In summary, the Build system, the Serving layer, the Data Lake, the Feature Store, and the Automation are the building blocks of Qwak's platform.

On The Future of The Feature Store Ecosystem

We see companies handling rather well the simple version of a feature store meant to be used for batch or offline use cases. They have the concept of specialized data tables or data warehouses that persist features. Maybe they create the concept of a point-in-time to understand how the feature looks at different timelines. This is something that we see teams with a lot of data engineering horsepower doing well.

A big engineering challenge in that area is the move to online systems. That is a different ball game. It requires different know-how, as it is not just a data engineering challenge anymore. It is also a production challenge and belongs to a software engineer's domain. You need to build a data store that serves real-time production traffic.

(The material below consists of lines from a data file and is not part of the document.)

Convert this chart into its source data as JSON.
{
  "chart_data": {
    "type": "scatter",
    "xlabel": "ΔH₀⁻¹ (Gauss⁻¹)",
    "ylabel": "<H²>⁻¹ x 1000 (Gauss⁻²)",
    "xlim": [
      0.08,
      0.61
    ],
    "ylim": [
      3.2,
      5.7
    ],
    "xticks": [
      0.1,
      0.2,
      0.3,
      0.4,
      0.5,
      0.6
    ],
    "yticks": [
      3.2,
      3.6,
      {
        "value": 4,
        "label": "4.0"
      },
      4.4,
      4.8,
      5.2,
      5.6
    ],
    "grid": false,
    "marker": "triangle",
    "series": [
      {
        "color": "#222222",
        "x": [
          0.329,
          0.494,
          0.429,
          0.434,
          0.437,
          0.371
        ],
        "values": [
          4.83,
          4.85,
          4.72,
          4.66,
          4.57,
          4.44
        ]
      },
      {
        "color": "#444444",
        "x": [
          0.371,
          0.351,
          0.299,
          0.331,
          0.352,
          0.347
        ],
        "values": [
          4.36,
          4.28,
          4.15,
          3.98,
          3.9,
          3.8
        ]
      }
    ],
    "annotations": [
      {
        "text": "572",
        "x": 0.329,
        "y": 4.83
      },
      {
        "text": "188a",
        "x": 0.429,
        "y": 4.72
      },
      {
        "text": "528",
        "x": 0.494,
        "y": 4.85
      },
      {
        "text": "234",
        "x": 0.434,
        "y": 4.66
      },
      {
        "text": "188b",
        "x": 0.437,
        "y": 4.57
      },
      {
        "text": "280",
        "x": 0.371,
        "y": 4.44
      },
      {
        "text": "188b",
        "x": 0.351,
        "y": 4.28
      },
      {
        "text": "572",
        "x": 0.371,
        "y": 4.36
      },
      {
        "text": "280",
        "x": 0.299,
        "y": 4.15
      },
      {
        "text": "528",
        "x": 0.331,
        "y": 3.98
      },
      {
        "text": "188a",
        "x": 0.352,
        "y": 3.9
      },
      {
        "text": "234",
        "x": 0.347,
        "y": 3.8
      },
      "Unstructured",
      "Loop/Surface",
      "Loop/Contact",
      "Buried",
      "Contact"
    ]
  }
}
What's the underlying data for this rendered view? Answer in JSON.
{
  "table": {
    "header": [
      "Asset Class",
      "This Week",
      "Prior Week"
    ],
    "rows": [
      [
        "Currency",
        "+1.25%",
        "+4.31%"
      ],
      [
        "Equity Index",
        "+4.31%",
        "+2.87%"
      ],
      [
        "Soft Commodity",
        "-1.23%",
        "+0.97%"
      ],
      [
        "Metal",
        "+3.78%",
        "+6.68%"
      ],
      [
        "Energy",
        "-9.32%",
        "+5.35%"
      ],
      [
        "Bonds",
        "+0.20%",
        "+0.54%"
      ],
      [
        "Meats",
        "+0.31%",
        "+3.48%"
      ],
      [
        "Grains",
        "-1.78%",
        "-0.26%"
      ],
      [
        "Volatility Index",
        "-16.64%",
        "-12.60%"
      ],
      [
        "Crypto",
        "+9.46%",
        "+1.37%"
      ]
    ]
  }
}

You do not have the power of data warehouses or frameworks that data engineers are used to working with. As a result, the transition of building a feature store for batch use cases into a feature store for online (and even streaming) use cases is a big challenge. This effort requires building a major system.

I am starting to see feature stores become first-class citizens in companies' ML platforms. Customers are trying to adopt this - first, the CI/CD and analytic solutions, and then the feature store-like solution. Feature stores will be adopted much sooner because companies will have many more online use cases for their models. Having online use cases without a feature store and deploying multiple models with multiple versions at scale is a very challenging task. Even if you do not have the concept of a feature store, you need to have an online version of your data. You need to have an offline version of your data very fast - ideally with a dual database architecture that persists features in some way.

On Hiring

We want to attract and work with people who understand the impact of what the ML platform can do for an organization. We also go after people with a level of hunger who want to be part of a strong team and work at a fast pace on interesting problems. Of course, there are benefits to working in large corporations. I am not saying anything bad about working for Microsoft, Google, or Facebook. Developing some solution under that umbrella can be super interesting. But at the end of the day, you are doing something very small, usually for a big company, that does not suit anyone.

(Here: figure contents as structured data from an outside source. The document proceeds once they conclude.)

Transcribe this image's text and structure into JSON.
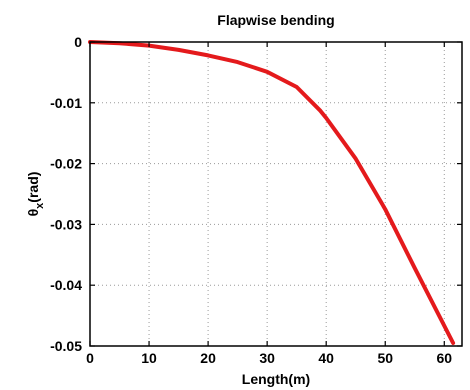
{
  "chart_data": {
    "type": "line",
    "title": "Flapwise bending",
    "xlabel": "Length(m)",
    "ylabel": {
      "symbol": "θ",
      "subscript": "x",
      "unit": "(rad)"
    },
    "xlim": [
      0,
      63
    ],
    "ylim": [
      -0.05,
      0
    ],
    "xticks": [
      0,
      10,
      20,
      30,
      40,
      50,
      60
    ],
    "yticks": [
      0,
      -0.01,
      -0.02,
      -0.03,
      -0.04,
      -0.05
    ],
    "xtick_labels": [
      "0",
      "10",
      "20",
      "30",
      "40",
      "50",
      "60"
    ],
    "ytick_labels": [
      "0",
      "-0.01",
      "-0.02",
      "-0.03",
      "-0.04",
      "-0.05"
    ],
    "grid": true,
    "series": [
      {
        "color": "#e41a1c",
        "x": [
          0,
          5,
          10,
          15,
          20,
          25,
          30,
          35,
          39,
          40,
          45,
          50,
          55,
          61.5
        ],
        "y": [
          0,
          -0.0002,
          -0.0006,
          -0.0013,
          -0.0022,
          -0.0033,
          -0.0049,
          -0.0074,
          -0.0113,
          -0.0125,
          -0.0192,
          -0.0275,
          -0.0372,
          -0.0495
        ]
      }
    ]
  }
}
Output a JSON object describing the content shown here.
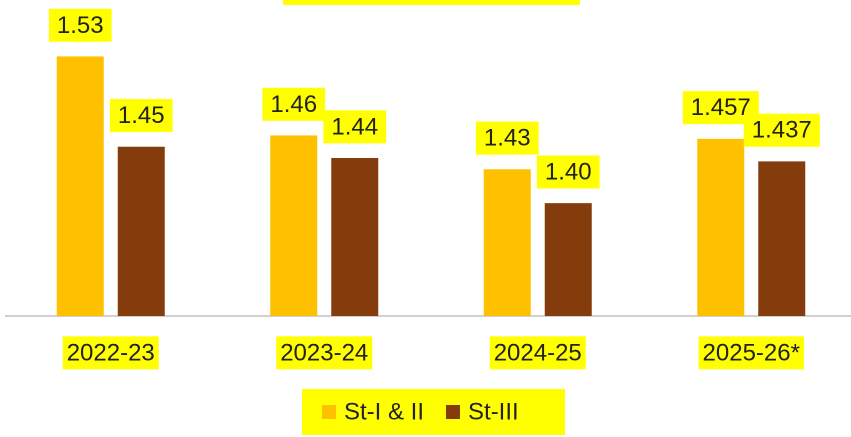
{
  "chart_data": {
    "type": "bar",
    "categories": [
      "2022-23",
      "2023-24",
      "2024-25",
      "2025-26*"
    ],
    "series": [
      {
        "name": "St-I & II",
        "color": "#FFC000",
        "values": [
          1.53,
          1.46,
          1.43,
          1.457
        ],
        "value_labels": [
          "1.53",
          "1.46",
          "1.43",
          "1.457"
        ]
      },
      {
        "name": "St-III",
        "color": "#843C0C",
        "values": [
          1.45,
          1.44,
          1.4,
          1.437
        ],
        "value_labels": [
          "1.45",
          "1.44",
          "1.40",
          "1.437"
        ]
      }
    ],
    "ylim": [
      1.3,
      1.58
    ],
    "label_background": "#FFFF00"
  }
}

Some people, like myself, want to be part of something smaller and be involved with the entire lifecycle of product development - from engineering to sales. Typically in large corporations, these opportunities are less available.

On The MLOps Community in Israel

We used a lot of personal relationships with other companies in Israel as initial design partners. I must say that the Israeli ecosystem is simply amazing. I was unaware of that until I went out and experienced it firsthand. Many people have said: "Listen, no problem. I know that you are very early and have nothing to show yet. But let us start. Let us build something together and understand which position you want to be in. I will be your design partner."

Some companies like to work with small Israeli startups in that way to push the Israeli ecosystem forward. This is super valuable to the ecosystem because these startups will have to approach larger and tougher markets during later stages - where they have no personal relationships to rely on. At those stages, their product would be more mature to show.

The MLOps community in Israel is booming. We have many companies in the ML monitoring space, a few doing feature stores, and a few providing ML platforms like Qwak. This community is generally young compared to the cybersecurity market in Israel, where we have many unicorns. This matches the industry as a whole since there are not many unicorn startups in MLOps. It is still a relatively new field, with many players trying to earn their customers' trust.